Your AI Agent Has a Trust Problem. Technology Won't Fix It.
A CEO of an Asian digital bank is building AI agents that interact with customers. Personalized, proactive, useful. The technology works but customers don’t use it yet.
The problem isn’t the model. It’s the relationship.
Banking is transactional by design. You open the app when you need something: send money, check for fraud, reverse a charge. The mental model is reactive: you reach out when you have a problem; the bank doesn’t reach out unless it has its reasons. When a bank representative — human or not — calls you with “suggestions”, the reflex is suspicion. Most people believe banks work for banks, not for them.
The AI made the interaction more personal. It didn’t fix the missing trust.
The misconception: better AI fixes the trust gap
It doesn’t. And this isn’t a banking problem — banking just makes the misalignment visible.
The same pattern applies to any product that touches personal data or claims to act in your interest. If customers have a reasonable basis for believing your product works more for you than for them, a better model makes the problem more visible, not less. Users don’t resist AI agents because the technology is unfamiliar. They resist because extending trust to a system that acts on your behalf requires a history of evidence, and most products don’t have it.
This is the real incumbency advantage in AI: not the model, not the data, not the compute. The accumulated trust that makes users willing to let a system act on their behalf.
What we’re seeing
Eric Chang spent almost 25 years at Microsoft Research Asia. He now advises AI startups in the health space — a domain where trust is paramount, subject to regulatory and clinical requirements. His observation is blunt: as synthetic content proliferates, trust will concentrate, not distribute. “If trust gets scarce, there are fewer players left. It’s easier to trust a few entities that can monitor everything.”
The flood of AI products that look interchangeable will make the trust deficit worse for newcomers. Apple’s privacy-first positioning is a deliberate bet on this dynamic: when everything feels compromised, the brand that didn’t compromise becomes premium.
The sandbox is how you compress the trust timeline. Eric points to Mars, the candy company, as an unlikely model. Mars operates one of the largest veterinary clinic chains in the world, and they’ve been deploying tech in clinical settings faster than anyone in human medicine. Pet healthcare faces lighter regulation but involves real patients, real outcomes, and real iteration. You prove the technology on animals, accumulate evidence, then move to human healthcare with a track record rather than hypotheses.

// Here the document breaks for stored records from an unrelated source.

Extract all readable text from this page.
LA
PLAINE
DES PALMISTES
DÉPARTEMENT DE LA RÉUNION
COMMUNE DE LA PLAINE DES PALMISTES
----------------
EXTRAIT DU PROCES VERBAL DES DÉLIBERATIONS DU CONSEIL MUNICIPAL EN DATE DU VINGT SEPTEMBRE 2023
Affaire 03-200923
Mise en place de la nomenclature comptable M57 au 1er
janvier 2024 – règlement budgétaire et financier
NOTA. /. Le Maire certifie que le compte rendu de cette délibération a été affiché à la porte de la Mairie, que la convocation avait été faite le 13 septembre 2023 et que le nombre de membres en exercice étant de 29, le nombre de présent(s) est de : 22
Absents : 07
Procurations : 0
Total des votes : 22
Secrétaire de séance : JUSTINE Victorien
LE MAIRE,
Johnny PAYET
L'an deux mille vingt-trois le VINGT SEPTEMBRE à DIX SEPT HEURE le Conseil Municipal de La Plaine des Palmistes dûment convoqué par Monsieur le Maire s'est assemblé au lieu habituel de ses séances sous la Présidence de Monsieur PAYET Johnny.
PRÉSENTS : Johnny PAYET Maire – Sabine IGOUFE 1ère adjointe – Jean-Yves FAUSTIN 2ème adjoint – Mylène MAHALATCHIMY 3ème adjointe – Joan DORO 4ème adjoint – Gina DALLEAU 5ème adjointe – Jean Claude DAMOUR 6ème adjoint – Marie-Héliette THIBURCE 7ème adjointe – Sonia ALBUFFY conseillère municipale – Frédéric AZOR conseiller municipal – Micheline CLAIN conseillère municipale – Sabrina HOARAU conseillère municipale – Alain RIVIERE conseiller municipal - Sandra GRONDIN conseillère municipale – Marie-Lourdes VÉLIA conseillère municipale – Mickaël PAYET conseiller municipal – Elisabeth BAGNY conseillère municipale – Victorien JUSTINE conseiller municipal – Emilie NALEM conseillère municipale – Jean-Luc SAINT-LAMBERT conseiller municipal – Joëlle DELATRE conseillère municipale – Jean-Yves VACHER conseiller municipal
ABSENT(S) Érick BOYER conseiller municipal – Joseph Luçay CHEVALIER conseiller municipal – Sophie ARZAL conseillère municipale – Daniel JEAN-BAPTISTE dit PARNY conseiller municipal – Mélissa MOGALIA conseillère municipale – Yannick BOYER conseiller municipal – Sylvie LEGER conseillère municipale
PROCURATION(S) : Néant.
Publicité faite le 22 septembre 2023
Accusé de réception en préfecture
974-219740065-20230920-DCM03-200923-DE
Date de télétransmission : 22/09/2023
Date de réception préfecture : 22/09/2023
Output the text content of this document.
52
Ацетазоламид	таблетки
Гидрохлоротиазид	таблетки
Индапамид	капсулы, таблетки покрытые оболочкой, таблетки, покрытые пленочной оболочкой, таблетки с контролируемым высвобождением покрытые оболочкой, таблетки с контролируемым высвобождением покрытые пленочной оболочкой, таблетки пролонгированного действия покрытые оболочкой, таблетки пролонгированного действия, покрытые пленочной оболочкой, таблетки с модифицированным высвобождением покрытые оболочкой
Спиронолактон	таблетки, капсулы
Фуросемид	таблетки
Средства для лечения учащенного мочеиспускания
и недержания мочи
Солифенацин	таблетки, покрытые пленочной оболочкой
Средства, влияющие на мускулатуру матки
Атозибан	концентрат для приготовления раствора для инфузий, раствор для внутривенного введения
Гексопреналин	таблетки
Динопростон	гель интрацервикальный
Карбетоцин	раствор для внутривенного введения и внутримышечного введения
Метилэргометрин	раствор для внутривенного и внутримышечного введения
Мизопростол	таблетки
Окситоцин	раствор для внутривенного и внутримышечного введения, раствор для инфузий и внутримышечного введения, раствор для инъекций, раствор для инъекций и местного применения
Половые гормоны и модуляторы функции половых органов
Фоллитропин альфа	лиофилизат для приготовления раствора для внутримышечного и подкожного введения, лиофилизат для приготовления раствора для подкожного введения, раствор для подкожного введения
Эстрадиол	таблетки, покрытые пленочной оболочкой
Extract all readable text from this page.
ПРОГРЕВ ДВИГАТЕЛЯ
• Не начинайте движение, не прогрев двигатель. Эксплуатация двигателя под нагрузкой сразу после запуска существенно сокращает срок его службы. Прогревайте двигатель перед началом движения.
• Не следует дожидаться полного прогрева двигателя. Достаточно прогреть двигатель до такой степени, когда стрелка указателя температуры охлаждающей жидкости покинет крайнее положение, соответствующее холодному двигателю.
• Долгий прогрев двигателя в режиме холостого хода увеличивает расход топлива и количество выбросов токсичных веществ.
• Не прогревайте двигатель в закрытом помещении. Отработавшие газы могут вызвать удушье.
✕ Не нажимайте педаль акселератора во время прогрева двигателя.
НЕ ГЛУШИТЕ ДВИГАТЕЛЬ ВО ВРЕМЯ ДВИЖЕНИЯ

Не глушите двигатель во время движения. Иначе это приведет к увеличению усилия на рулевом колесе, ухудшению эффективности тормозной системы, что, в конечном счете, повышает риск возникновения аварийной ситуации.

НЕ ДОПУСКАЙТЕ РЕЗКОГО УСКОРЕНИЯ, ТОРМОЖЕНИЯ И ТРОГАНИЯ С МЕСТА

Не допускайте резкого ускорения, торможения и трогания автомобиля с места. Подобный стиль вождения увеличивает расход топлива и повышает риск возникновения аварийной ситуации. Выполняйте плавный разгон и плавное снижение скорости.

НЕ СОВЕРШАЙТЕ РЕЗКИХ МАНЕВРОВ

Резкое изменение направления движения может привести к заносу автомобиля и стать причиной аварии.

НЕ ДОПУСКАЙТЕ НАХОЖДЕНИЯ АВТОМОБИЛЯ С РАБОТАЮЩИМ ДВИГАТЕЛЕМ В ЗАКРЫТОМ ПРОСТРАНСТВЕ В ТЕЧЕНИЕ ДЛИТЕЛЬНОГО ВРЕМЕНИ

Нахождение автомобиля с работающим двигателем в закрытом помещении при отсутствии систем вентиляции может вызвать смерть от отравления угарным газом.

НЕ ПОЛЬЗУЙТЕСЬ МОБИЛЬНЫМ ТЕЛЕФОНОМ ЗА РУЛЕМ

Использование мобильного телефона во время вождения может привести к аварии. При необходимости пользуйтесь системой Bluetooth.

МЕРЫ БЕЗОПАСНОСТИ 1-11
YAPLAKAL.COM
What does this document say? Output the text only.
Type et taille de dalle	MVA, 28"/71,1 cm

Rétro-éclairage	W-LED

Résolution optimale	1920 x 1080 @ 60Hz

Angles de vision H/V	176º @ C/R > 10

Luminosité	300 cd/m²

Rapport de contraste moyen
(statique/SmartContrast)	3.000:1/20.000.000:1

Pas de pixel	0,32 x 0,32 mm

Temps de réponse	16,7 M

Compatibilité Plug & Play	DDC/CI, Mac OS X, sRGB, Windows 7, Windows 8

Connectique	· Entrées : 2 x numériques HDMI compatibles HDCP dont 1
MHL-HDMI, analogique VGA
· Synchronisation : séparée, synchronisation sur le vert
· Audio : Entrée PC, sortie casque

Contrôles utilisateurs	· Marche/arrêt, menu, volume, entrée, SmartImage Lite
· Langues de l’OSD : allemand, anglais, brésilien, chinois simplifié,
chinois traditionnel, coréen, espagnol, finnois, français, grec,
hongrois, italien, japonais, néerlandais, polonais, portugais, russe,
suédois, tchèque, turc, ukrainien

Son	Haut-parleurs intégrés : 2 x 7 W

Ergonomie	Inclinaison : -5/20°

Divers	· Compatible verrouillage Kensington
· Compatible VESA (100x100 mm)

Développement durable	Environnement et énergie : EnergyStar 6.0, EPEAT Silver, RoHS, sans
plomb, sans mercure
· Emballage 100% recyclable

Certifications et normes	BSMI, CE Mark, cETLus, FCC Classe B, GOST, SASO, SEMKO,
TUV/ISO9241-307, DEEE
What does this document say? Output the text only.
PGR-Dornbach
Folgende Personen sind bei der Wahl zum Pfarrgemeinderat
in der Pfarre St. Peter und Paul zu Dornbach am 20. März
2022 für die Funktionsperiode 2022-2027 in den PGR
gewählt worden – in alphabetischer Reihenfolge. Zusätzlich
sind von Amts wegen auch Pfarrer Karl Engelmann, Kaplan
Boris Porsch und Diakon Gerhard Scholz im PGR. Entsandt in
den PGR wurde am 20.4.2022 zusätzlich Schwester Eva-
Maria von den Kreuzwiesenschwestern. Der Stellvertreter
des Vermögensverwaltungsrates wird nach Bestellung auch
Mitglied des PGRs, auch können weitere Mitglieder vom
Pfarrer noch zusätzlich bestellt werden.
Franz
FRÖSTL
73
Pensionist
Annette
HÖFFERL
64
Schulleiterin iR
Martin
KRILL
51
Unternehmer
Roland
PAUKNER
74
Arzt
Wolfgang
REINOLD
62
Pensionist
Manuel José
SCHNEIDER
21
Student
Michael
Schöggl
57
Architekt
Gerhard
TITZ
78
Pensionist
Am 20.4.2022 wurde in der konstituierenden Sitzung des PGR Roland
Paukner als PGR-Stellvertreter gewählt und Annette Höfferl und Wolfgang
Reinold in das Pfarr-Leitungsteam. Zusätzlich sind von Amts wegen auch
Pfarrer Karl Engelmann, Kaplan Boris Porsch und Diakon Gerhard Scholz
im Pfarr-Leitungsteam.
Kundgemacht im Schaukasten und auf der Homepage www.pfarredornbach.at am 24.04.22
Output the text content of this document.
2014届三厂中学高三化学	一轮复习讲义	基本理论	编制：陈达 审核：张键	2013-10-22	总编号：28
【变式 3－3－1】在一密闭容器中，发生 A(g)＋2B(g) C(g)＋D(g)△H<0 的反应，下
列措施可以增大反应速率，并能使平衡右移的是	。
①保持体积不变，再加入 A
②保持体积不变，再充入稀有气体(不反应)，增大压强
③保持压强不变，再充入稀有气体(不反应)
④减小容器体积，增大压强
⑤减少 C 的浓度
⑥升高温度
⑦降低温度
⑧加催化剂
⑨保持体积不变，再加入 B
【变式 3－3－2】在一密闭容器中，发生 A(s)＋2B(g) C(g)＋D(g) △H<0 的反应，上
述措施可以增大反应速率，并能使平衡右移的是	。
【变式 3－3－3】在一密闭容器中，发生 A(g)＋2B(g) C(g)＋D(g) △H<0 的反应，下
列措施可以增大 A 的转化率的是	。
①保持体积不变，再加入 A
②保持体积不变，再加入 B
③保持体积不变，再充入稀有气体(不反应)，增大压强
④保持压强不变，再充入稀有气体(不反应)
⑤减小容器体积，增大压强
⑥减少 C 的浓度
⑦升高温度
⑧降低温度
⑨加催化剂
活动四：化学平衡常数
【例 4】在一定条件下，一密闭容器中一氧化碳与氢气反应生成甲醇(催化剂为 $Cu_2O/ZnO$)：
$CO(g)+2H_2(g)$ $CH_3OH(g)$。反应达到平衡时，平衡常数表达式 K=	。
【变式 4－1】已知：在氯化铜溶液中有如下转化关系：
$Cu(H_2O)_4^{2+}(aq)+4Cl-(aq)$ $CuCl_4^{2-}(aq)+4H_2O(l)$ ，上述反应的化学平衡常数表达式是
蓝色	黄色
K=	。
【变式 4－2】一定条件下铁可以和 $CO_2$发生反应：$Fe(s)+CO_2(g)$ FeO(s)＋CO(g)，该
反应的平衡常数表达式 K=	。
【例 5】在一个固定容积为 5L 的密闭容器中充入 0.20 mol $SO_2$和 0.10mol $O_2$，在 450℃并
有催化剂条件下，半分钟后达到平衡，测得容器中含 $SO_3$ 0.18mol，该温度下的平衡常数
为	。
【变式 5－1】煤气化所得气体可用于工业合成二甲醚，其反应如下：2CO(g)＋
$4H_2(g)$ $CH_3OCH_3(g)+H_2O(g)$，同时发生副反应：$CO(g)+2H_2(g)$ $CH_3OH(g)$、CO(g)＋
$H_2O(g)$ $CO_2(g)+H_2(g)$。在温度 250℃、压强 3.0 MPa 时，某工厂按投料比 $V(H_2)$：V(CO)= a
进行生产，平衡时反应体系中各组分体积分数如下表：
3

The mechanism generalizes. Monzo and Revolut didn’t launch with full banking licenses to compete with Barclays. They started with prepaid cards for small transactions: low stakes, low commitment, low regulatory exposure. Trust accumulated through repeated low-risk interactions before users moved their primary accounts.
Every regulated, high-trust domain needs a sandbox equivalent. Healthcare has pets and digital therapeutics. Finance has prepaid accounts and spend-tracking tools. Accounting has operator-approved decisions. The pattern: find the version of your domain where the stakes are low enough that a new user will try it without established trust, and design your product to start there.
What to do instead
Design for trust-building. The banking AI agent that calls with a suggestion may fail — not because the suggestion is bad, but because the interaction pattern violates the user’s mental model. The same intelligence, surfaced inside the app when the user is already there completing a task they initiated, has a chance. Meet users inside their existing behavior.
Find your sandbox. Where is the low-regulation, low-stakes version of your domain? Not as a permanent goal — as a trust-building environment where you iterate, accumulate evidence, and build the track record.
Understand existing perceptions. If customers have a reasonable basis for believing your product works against their interests, no amount of personalization fixes that. Audit the incentives first. If you can’t change it, design around it — starting with transparency about how the system makes decisions.
The diagnostic
Before deploying AI agents that act on users’ behalf: does your product have a trust history?
If your users have no basis for believing the system works for them — not just correctly, but for them — you’re not solving an AI problem. You’re solving a relationship problem that predates AI by a decade.